Fast forward 3 years and I can say with a smile that Crux is now the second home to many Austinites and a destination for traveling climbers.  As most entrepreneurs know, it’s hard to say you’ve truly “made it,” but we continue to push on in search of something greater. In dark times we search for light — stories of those who have felt what we have felt and made it out alive. Hopefully this blog/podcast duo can be a small piece in that journey.

In talking to my girlfriend today, I realized that I did not have a central place to go to find sources of inspiration. I usually bookmark my favorite stories, but today I’ve decided to put them all in one place for everyone to enjoy. The podcast will be an extension of this blog, but you’ll find out more about that in a few weeks.

I’ve got 2 goals for this project:

  1. Shine a light on those who are crazy enough to start a business
  2. Inspire those who are thinking about it to take the leap

My  go-to article whenever I’m feeling low is Elon Musk’s Space Dream Almost Killed Tesla

The entire story is worth reading but this one excerpt in particular is one I’ve printed out and kept with me.

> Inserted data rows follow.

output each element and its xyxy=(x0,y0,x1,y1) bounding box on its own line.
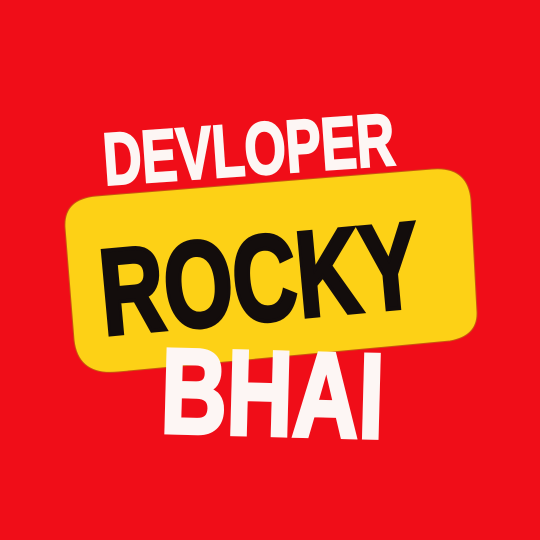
heading: DEVLOPER: DEVLOPER xyxy=(100,98,397,201)
yellow rounded banner xyxy=(65,169,477,372)
heading: BHAI: BHAI xyxy=(159,324,386,464)
heading: ROCKY: ROCKY xyxy=(94,196,425,361)
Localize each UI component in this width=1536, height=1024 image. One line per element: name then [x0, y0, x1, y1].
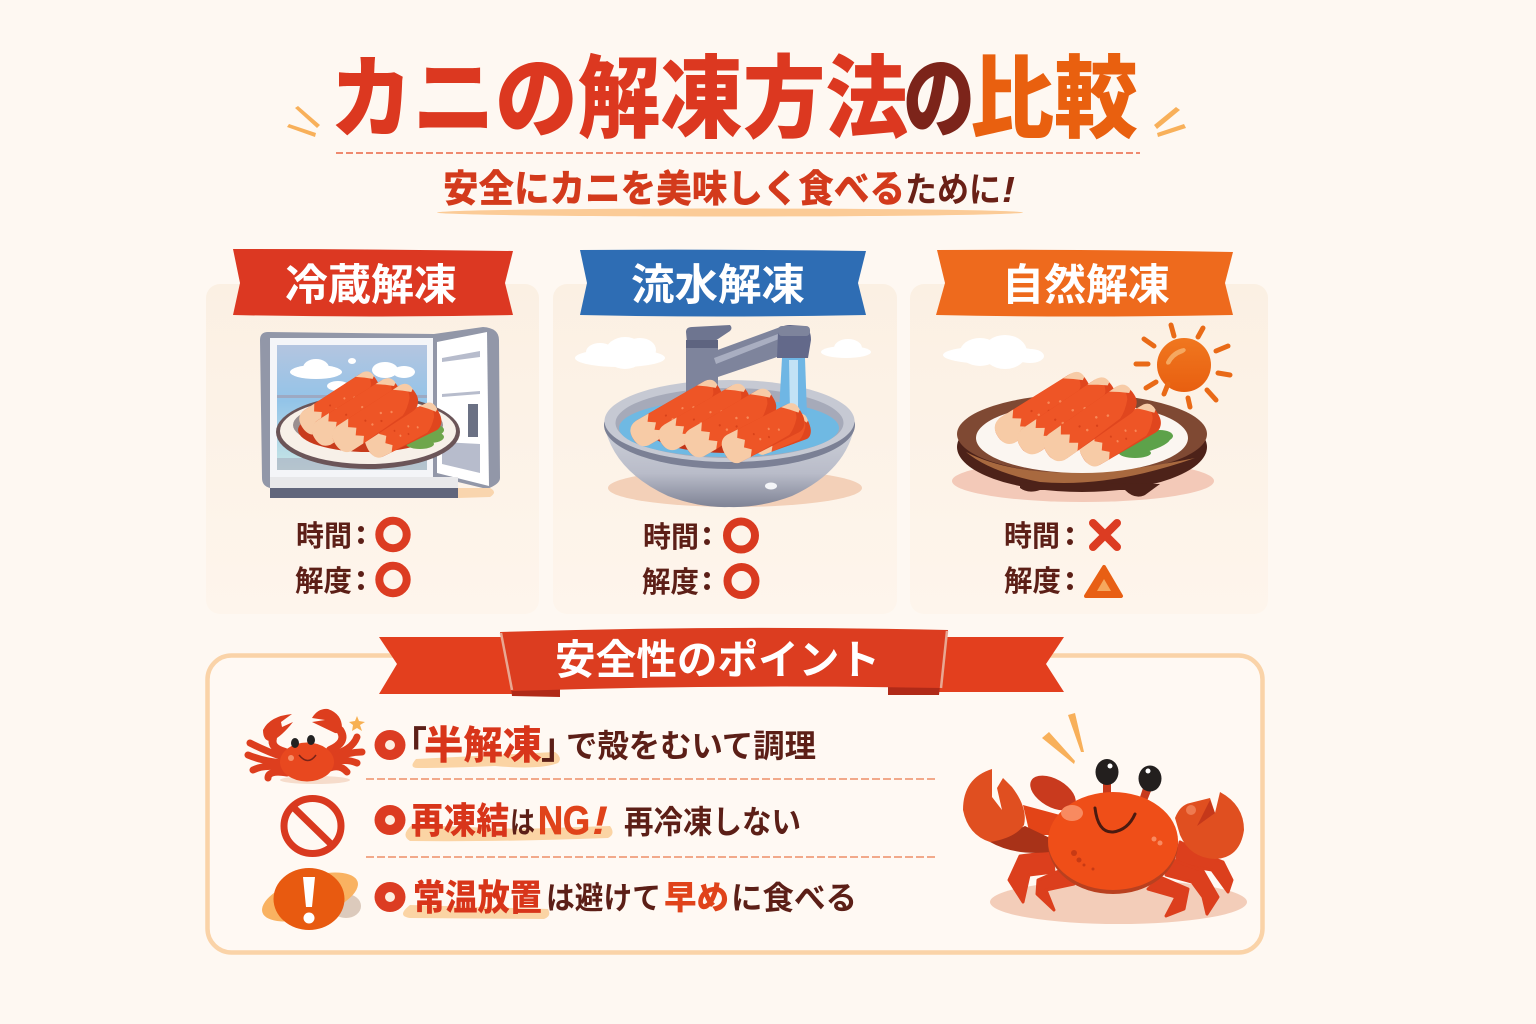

“Antonio Gracias, a Tesla and SpaceX investor and one of Musk’s closest friends, had watched all of this transpire; 2008 told him everything he would ever need to know about Musk’s character. “He has the ability to work harder and endure more stress than anyone I’ve ever met,” Gracias said. “What he went through in 2008 would have broken anyone else. Most people who are under that sort of pressure fray. Their decisions go bad. Elon gets hyper-rational. He’s still able to make very clear, long-term decisions. The harder it gets, the better he gets.”

The reason I love this paragraph so much is because it reminds me how much I love starting and running companies. I dread waking up everyday without some sort of looming crisis. Some may call me crazy but I just really enjoy solving problems.

Before the gym opened I use to say, ” I cannot wait until this gym is open so things can slow down.” I was a fool for thinking things would ever slow down and I was a fool for thinking that’s what I wanted. I hope this post gives you a taste of what’s to come and I hope you continue to follow us to Hell and back.